After several months of previews and sneak peeks, Intel has now launched its Xeon Quad-Core 5500-series server CPUs based on Nehalem architecture and socket LGA 1366. Interestingly enough, the company claims
that they are its most revolutionary server processors since addressing the market with the Intel Pentium Pro processor almost 15 years ago.

The Nehalem Efficient-Platform offers the same raw processing capability of the groundbreaking Core i7 processor family, with one slight change in the architecture. Rather than having a single QPI link from the CPU to the IOH, the Xeon 5500-series processors will have an additional QPI link for direct crosstalk between two CPUs. This allows almost all applications to run faster,
as the CPUs can share Level 3 cache information and can access DDR3 memory information from one other.
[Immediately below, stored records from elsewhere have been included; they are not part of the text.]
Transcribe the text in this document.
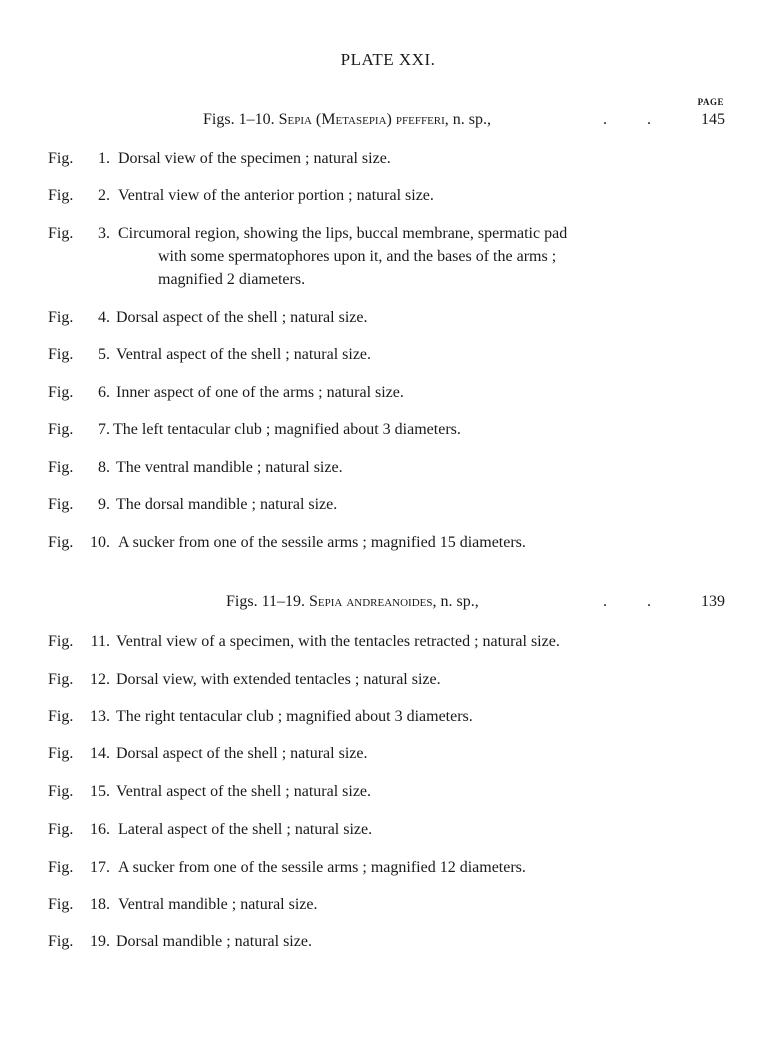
PLATE XXI.
PAGE
Figs. 1–10. Sepia (Metasepia) pfefferi, n. sp.,	.          .	145
Fig.	1. Dorsal view of the specimen ; natural size.
Fig.	2. Ventral view of the anterior portion ; natural size.
Fig.	3. Circumoral region, showing the lips, buccal membrane, spermatic pad
with some spermatophores upon it, and the bases of the arms ;
magnified 2 diameters.
Fig.	4. Dorsal aspect of the shell ; natural size.
Fig.	5. Ventral aspect of the shell ; natural size.
Fig.	6. Inner aspect of one of the arms ; natural size.
Fig.	7. The left tentacular club ; magnified about 3 diameters.
Fig.	8. The ventral mandible ; natural size.
Fig.	9. The dorsal mandible ; natural size.
Fig. 10. A sucker from one of the sessile arms ; magnified 15 diameters.
Figs. 11–19. Sepia andreanoides, n. sp.,	.          .	139
Fig. 11. Ventral view of a specimen, with the tentacles retracted ; natural size.
Fig. 12. Dorsal view, with extended tentacles ; natural size.
Fig. 13. The right tentacular club ; magnified about 3 diameters.
Fig. 14. Dorsal aspect of the shell ; natural size.
Fig. 15. Ventral aspect of the shell ; natural size.
Fig. 16. Lateral aspect of the shell ; natural size.
Fig. 17. A sucker from one of the sessile arms ; magnified 12 diameters.
Fig. 18. Ventral mandible ; natural size.
Fig. 19. Dorsal mandible ; natural size.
However, the pre-fetchers of a Core i7 processor are optimized for consumer applications rather than server processes, which means that a Nehalem CPU and a Nehalem-EP CPU clocked at the same speeds will still perform slightly differently.

According to Intel,
the new enterprise-class chips can automatically adjust to specified energy usage levels, speed data center transactions and customer database queries. Like Core i7, the Xeon 5500-series supports Simultaneous Multi-Threading, formerly known as Hyper-Threading. This technology allows the spare resources of each execution unit to run a second parallel thread, resulting in a significant performance boost in a number of growing applications.

"The Intel Xeon processor 5500 series is the foundation for the next decade of innovation," said Patrick Gelsinger, senior vice president and general manager of Intel's Digital Enterprise Group. "These chips showcase groundbreaking advances in performance, virtualization and workload management, which will create opportunities to solve the world's most complex challenges and push the limits of science and technology."

Interestingly enough, the Xeon 5500-series processors with two QPI links will in fact work on some Intel Core i7/X58 platform motherboards. Yet it is important to keep in mind that these boards use standard, non-ECC unbuffered DDR3. A proper server motherboard for two or more of these chips requires ECC registered DDR3.